Stimulation of mouse osteopontin promoter by v-Src is mediated by a CCAAT box-binding factor.

Osteopontin is an arginine-glycine-aspartic acid-containing cell adhesion protein, which is frequently expressed in transformed cells and is thought to play a role in tumorigenesis. v-Src is a transforming viral oncogene product encoded by Rous sarcoma virus (RSV). We report that v-Src expression in HT1080 fibrosarcoma cells significantly stimulates mouse osteopontin promoter activity. We also determined the v-Src response element in the osteopontin promoter as an inverted CCAAT box located at -53 to -49 from the transcription start site. Mutations of the CCAAT box disrupts protein-DNA interaction and diminishes both v-Src stimulation and basal promoter activity.
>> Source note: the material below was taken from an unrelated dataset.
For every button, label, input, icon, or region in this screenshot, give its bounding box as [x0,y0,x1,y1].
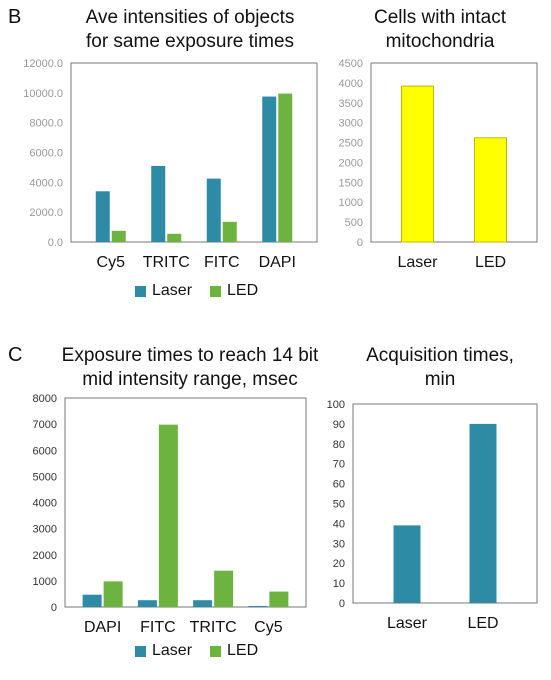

A CCAAT box-containing fragment corresponding to -155 to -122 of RSV long terminal repeat competed with the -72 to -38 fragment of mouse osteopontin promoter for specific protein binding in the gel shift assay. A polyclonal antibody against CBF, a CCAAT box-binding factor, supershifted in gel shift assays the protein-DNA complex formed by nuclear extract of HT1080 with either the RSV CCAAT box fragment or with the osteopontin -72 to -38 fragment. Moreover, both osteopontin mRNA levels and enhancer activity of CCAAT box-containing -72 to -38 fragment were significantly elevated in v-src-transformed NIH 3T3 cells relative to parental cells. These findings suggest that the elevated osteopontin expression in transformed cells could be due, at least in part, to v-Src stimulation of the osteopontin promoter and that this effect is mediated by a CBF-like factor.